Micro-entrepreneurs, artisans, commerçants ou professions libérales : tous les travailleurs indépendants doivent verser des cotisations sociales à l'URSSAF pour financer leur protection sociale (maladie, retraite, allocations familiales). Le mode de calcul, les taux et les échéances varient toutefois fortement selon le régime choisi et la nature de l'activité. En 2026, plusieurs paramètres évoluent : hausse des taux pour certaines professions libérales, réforme de l'assiette sociale pour les indépendants au régime réel, et plafond annuel de la Sécurité sociale porté à 48 060 €. Voici comment s'y repérer.
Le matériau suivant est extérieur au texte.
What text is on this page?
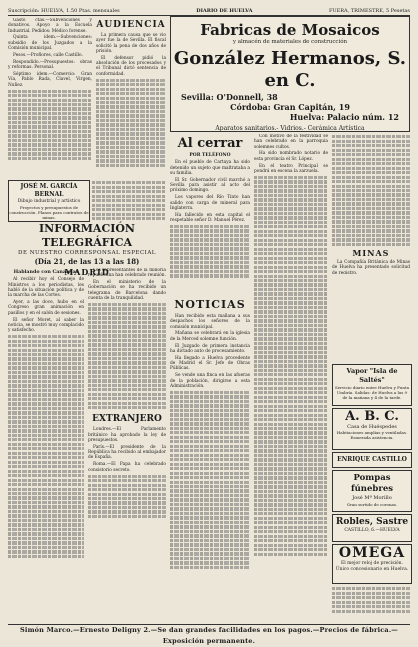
Suscripción: HUELVA, 1.50 Ptas. mensuales	DIARIO DE HUELVA	FUERA, TRIMESTRE, 5 Pesetas

Gasto ctas.—Subvenciones y donativos. Apoyo a la Escuela Industrial. Pedidos: Médico forense.

Quinta idem.—Subvenciones: subsidio de los Juzgados a la Comisión municipal.

Pesos.—Proflores, calle Castillo.

Respondido.—Presupuestos: obras y reformas. Personal.

Séptimo idem.—Comercio: Gran Vía, Pablo Rada, Clavel, Virgen, Nuñez.

AUDIENCIA

La primera causa que se vio ayer fue la de Sevilla. El fiscal solicitó la pena de dos años de prisión.

El defensor pidió la absolución de los procesados y el Tribunal dictó sentencia de conformidad.

Fabricas de Mosaicos
y almacén de materiales de construcción
González Hermanos, S. en C.
Sevilla: O'Donnell, 38
Córdoba: Gran Capitán, 19
Huelva: Palacio núm. 12
Aparatos sanitarios.- Vidrios.- Cerámica Artística
JOSÉ M. GARCÍA BERNAL
Dibujo industrial y artístico
Proyectos y presupuestos de construcción. Planos para contratos de minas.
INFORMACIÓN TELEGRÁFICA
DE NUESTRO CORRESPONSAL ESPECIAL
(Día 21, de las 13 a las 18)
MADRID
Hablando con Canalejas

Al recibir hoy el Consejo de Ministros a los periodistas, les habló de la situación política y de la marcha de las Cortes.

Ayer, a las doce, hubo en el Congreso gran animación en pasillos y en el salón de sesiones.

El señor Moret, al saber la noticia, se mostró muy complacido y satisfecho.

Los representantes de la minoría republicana han celebrado reunión.

En el ministerio de la Gobernación se ha recibido un telegrama de Barcelona dando cuenta de la tranquilidad.

EXTRANJERO

Londres.—El Parlamento británico ha aprobado la ley de presupuestos.

París.—El presidente de la República ha recibido al embajador de España.

Roma.—El Papa ha celebrado consistorio secreto.

Al cerrar
POR TELÉFONO

En el pueblo de Cartaya ha sido detenido un sujeto que maltrataba a su familia.

El Sr. Gobernador civil marchó a Sevilla para asistir al acto del próximo domingo.

Los vapores del Río Tinto han salido con carga de mineral para Inglaterra.

Ha fallecido en esta capital el respetable señor D. Manuel Pérez.

NOTICIAS

Han recibido esta mañana a sus despachos los señores de la comisión municipal.

Mañana se celebrará en la iglesia de la Merced solemne función.

El Juzgado de primera instancia ha dictado auto de procesamiento.

Ha llegado a Huelva procedente de Madrid el Sr. Jefe de Obras Públicas.

Se vende una finca en las afueras de la población, dirigirse a esta Administración.

Con motivo de la festividad se han celebrado en la parroquia solemnes cultos.

Ha sido nombrado notario de esta provincia el Sr. López.

En el teatro Principal se pondrá en escena la zarzuela.

MINAS

La Compañía Británica de Minas de Huelva ha presentado solicitud de registro.

Vapor "Isla de Saltés"
Servicio diario entre Huelva y Punta Umbría. Salidas: de Huelva a las 9 de la mañana y 4 de la tarde.
A. B. C.
Casa de Huéspedes
Habitaciones amplias y ventiladas. Esmerada asistencia.
ENRIQUE CASTILLO
Pompas fúnebres
José Mª Morillo
Gran surtido de coronas.
Robles, Sastre
CASTILLO, 6.—HUELVA
OMEGA
El mejor reloj de precisión. Único concesionario en Huelva.
Simón Marco.—Ernesto Deligny 2.—Se dan grandes facilidades en los pagos.—Precios de fábrica.—Exposición permanente.
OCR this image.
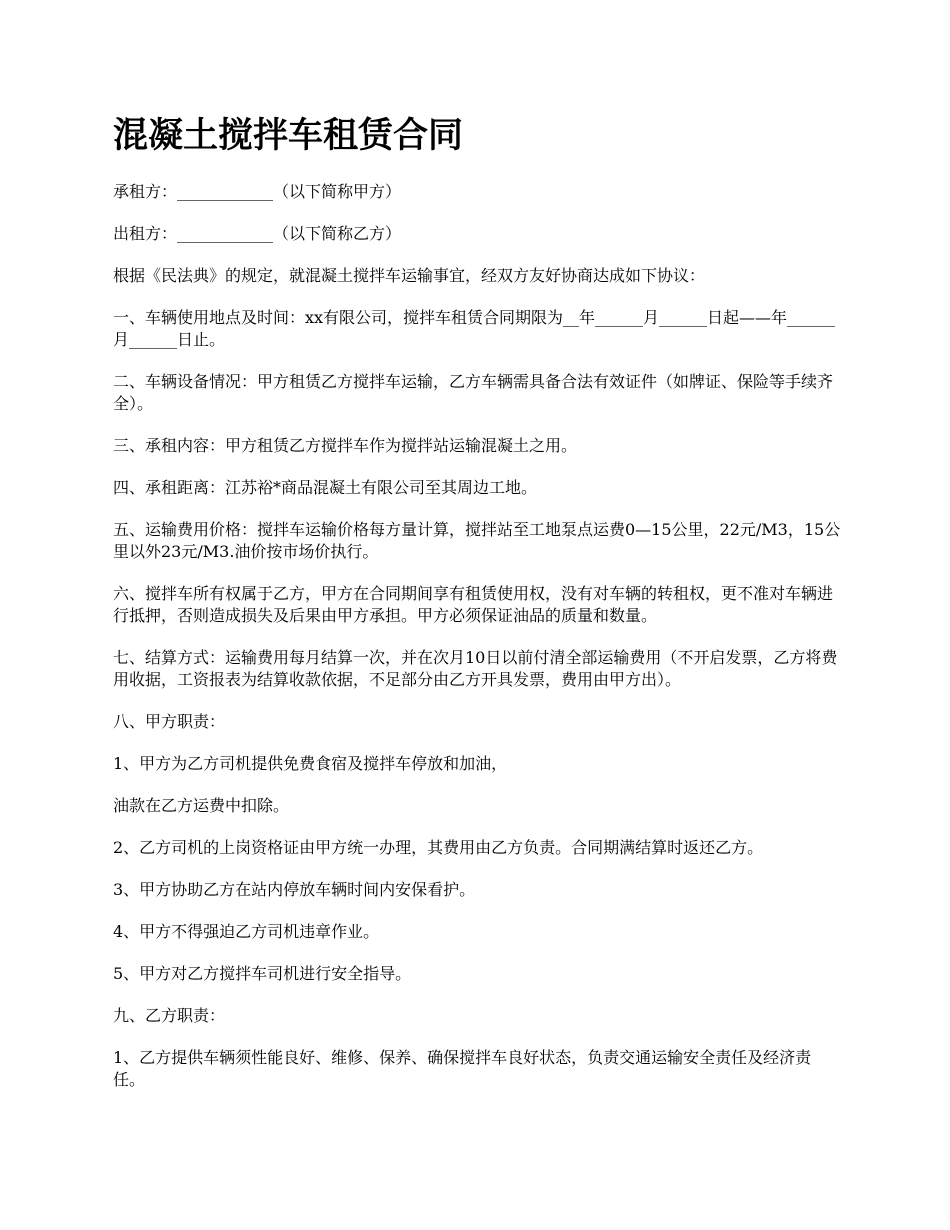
混凝土搅拌车租赁合同

承租方：____________（以下简称甲方）

出租方：____________（以下简称乙方）

根据《民法典》的规定，就混凝土搅拌车运输事宜，经双方友好协商达成如下协议：

一、车辆使用地点及时间：xx有限公司，搅拌车租赁合同期限为__年______月______日起——年______月______日止。

二、车辆设备情况：甲方租赁乙方搅拌车运输，乙方车辆需具备合法有效证件（如牌证、保险等手续齐全）。

三、承租内容：甲方租赁乙方搅拌车作为搅拌站运输混凝土之用。

四、承租距离：江苏裕*商品混凝土有限公司至其周边工地。

五、运输费用价格：搅拌车运输价格每方量计算，搅拌站至工地泵点运费0—15公里，22元/M3，15公里以外23元/M3.油价按市场价执行。

六、搅拌车所有权属于乙方，甲方在合同期间享有租赁使用权，没有对车辆的转租权，更不准对车辆进行抵押，否则造成损失及后果由甲方承担。甲方必须保证油品的质量和数量。

七、结算方式：运输费用每月结算一次，并在次月10日以前付清全部运输费用（不开启发票，乙方将费用收据，工资报表为结算收款依据，不足部分由乙方开具发票，费用由甲方出）。

八、甲方职责：

1、甲方为乙方司机提供免费食宿及搅拌车停放和加油，

油款在乙方运费中扣除。

2、乙方司机的上岗资格证由甲方统一办理，其费用由乙方负责。合同期满结算时返还乙方。

3、甲方协助乙方在站内停放车辆时间内安保看护。

4、甲方不得强迫乙方司机违章作业。

5、甲方对乙方搅拌车司机进行安全指导。

九、乙方职责：

1、乙方提供车辆须性能良好、维修、保养、确保搅拌车良好状态，负责交通运输安全责任及经济责任。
L'assiette de cotisation : chiffre d'affaires encaissé ou revenu professionnel

Le mode de calcul des cotisations dépend directement du régime fiscal et social choisi. En micro-entreprise, le principe est simple : les cotisations sociales sont calculées par application d'un taux forfaitaire sur le chiffre d'affaires encaissé (et non sur le bénéfice). Concrètement, seules les sommes réellement perçues sur la période déclarée comptent, pas les factures émises non encore payées. Ce mécanisme a un avantage direct pour la trésorerie : en l'absence de chiffre d'affaires sur une période donnée, aucune cotisation n'est due, c'est l'un des avantages structurels du régime : pas de revenus, pas de charges.
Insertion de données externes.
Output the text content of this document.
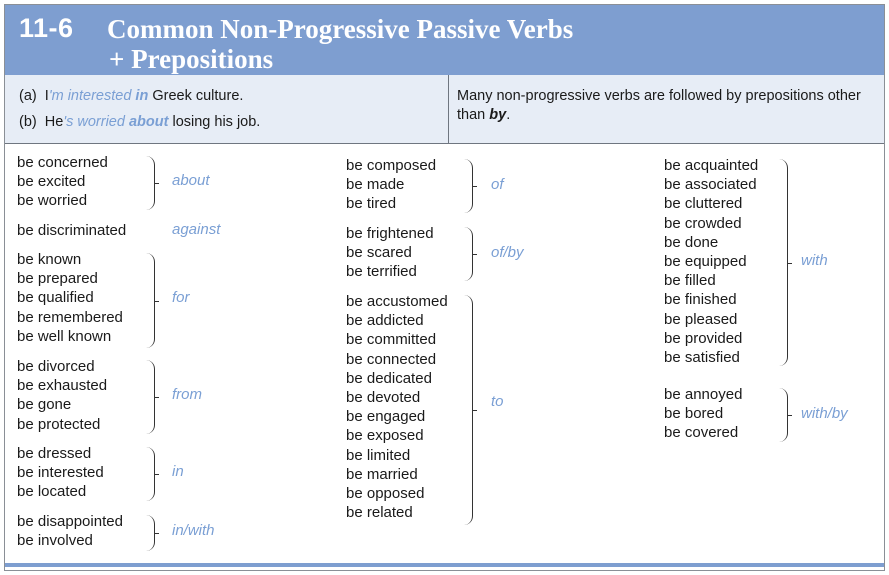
11-6 Common Non-Progressive Passive Verbs
+ Prepositions
(a) I'm interested in Greek culture.
(b) He's worried about losing his job.
Many non-progressive verbs are followed by prepositions other than by.
be concerned
be excited
be worried
about
be discriminated	against
be known
be prepared
be qualified
be remembered
be well known
for
be divorced
be exhausted
be gone
be protected
from
be dressed
be interested
be located
in
be disappointed
be involved
in/with
be composed
be made
be tired
of
be frightened
be scared
be terrified
of/by
be accustomed
be addicted
be committed
be connected
be dedicated
be devoted
be engaged
be exposed
be limited
be married
be opposed
be related
to
be acquainted
be associated
be cluttered
be crowded
be done
be equipped
be filled
be finished
be pleased
be provided
be satisfied
with
be annoyed
be bored
be covered
with/by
Pour les indépendants relevant du régime réel (entrepreneurs individuels hors micro, gérants majoritaires de SARL), la logique est différente : les cotisations portent sur le revenu professionnel, et non sur le chiffre d'affaires brut. Une réforme majeure s'applique depuis 2026 : depuis avril 2026, les cotisations sociales des travailleurs indépendants (artisans, commerçants, gérants majoritaires de SARL, professions libérales) sont calculées sur une assiette unique : le revenu professionnel brut, hors cotisations sociales, diminué d'un abattement forfaitaire de 26 %. Cet abattement est encadré : un plancher de 1,76 % du PASS (845,86 € en 2026) et un plafond de 130 % du PASS (62 478 € en 2026) s'appliquent. Cette réforme, issue de la loi de financement de la Sécurité sociale pour 2024, vise une neutralité globale : la CSG-CRDS baisse, les cotisations retraite et maladie augmentent, la réforme est conçue pour être globalement neutre, mais ses effets varient selon le statut et le niveau de revenu.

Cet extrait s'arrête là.